Lo avevamo già anticipato in questo articolo.
E ora si è passati ai fatti.
La notizia che l’intelligenza artificiale sostituirà una parte della redazione del quotidiano tedesco Bild, con il conseguente licenziamento di circa 200 dipendenti e la riduzione delle redazioni regionali, è estremamente preoccupante e merita attenzione. I tagli riguarderanno tanto i manager quanto gli editori: questi ultimi saranno parzialmente rimpiazzati dall’AI generativa.
Una questione di riduzione dei costi
Questa decisione, motivata dalla riduzione dei costi, rappresenta un attacco senza precedenti al giornalismo, alla qualità dell’informazione e ai diritti dei lavoratori. L’obiettivo è, infatti, quello di ridurre i costi di circa 100 milioni di euro, secondo quanto riportato dalla Frankfurter Allgemeine.
L’intenzione di sostituire gli editori con l’IA generativa, come già avvenuto in precedenza con i lavoratori di Cnet, solleva interrogativi fondamentali sul futuro del giornalismo e sulla sua integrità.
Il giornalismo non può essere ridotto a un semplice algoritmo o a una macchina senza anima. Gli editori sono figure indispensabili per garantire l’accuratezza, l’etica e la responsabilità nella produzione di notizie. L’IA non può sostituire la sensibilità umana, l’esperienza e il giudizio critico che gli editori apportano al processo di redazione.
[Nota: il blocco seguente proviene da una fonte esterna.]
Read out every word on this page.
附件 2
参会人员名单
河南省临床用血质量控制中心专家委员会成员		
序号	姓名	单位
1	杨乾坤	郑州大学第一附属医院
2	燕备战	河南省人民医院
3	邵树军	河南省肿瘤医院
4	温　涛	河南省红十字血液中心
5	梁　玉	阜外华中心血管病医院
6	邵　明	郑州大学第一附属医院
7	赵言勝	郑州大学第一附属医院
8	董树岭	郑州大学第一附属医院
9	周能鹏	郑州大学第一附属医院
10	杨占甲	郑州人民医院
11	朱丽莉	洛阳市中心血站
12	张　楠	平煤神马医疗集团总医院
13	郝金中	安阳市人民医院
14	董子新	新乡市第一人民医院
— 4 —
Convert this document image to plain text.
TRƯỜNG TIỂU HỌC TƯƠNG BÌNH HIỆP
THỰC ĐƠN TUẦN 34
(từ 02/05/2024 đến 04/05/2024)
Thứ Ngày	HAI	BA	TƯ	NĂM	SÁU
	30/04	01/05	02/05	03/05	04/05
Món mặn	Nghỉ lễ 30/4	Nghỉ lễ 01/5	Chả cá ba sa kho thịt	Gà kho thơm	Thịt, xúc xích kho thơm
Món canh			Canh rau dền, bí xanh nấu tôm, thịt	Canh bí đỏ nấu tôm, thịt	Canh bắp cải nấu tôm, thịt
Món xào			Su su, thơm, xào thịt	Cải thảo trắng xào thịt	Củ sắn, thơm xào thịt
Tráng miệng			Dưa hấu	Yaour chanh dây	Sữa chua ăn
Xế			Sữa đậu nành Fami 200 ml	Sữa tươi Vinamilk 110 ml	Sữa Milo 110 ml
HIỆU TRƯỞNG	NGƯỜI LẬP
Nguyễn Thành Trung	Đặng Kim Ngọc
La giustificazione dei tagli di posti di lavoro e della chiusura di sedi regionali fornita nella e-mail inviata ai dipendenti dalla dirigenza di Bild è stata inoltre fredda, tecnocratica e priva di umanità. Non si tratta solo di prodotti, progetti e processi, ma di vite e di carriere professionali. Questa decisione dimostra una mentalità puramente orientata al profitto, senza tener conto dell’impatto devastante che ha sulle persone coinvolte.
Le critiche
L’associazione tedesca dei giornalisti (Deutsche Journalisten-Verband, DJV) ha criticato duramente questa scelta e ha sottolineato che le chatbot e l’IA non possono sostituire gli editori umani. La libertà di fare giornalismo indipendente e critico dipende anche dal successo economico, ma questo non giustifica in alcun modo la sostituzione dei lavoratori con macchine.
Il messaggio che il gruppo Springer sta inviando all’industria editoriale è estremamente negativo: siamo disposti a sacrificare i posti di lavoro umani per massimizzare i profitti, utilizzando l’intelligenza artificiale come strumento.
Inoltre, resta aperta la questione della responsabilità editoriale. I contenuti generati con l’aiuto dell’IA devono comunque essere soggetti a una supervisione e a una responsabilità umana. I media non possono sfuggire alla responsabilità di ciò che viene pubblicato, anche se viene generato attraverso soluzioni tecnologiche come l’intelligenza artificiale.
Questa decisione di sostituire la redazione umana con l’IA è un pericoloso precedente che mina la qualità e l’integrità del giornalismo. Il giornalismo ha bisogno dell’umanità, della creatività e dell’etica degli editori per garantire una copertura accurata, imparziale e responsabile degli eventi.
Non possiamo accettare che il giornalismo diventi solo un esercizio di taglio dei costi e massimizzazione dei profitti a discapito dei professionisti e della qualità dell’informazione.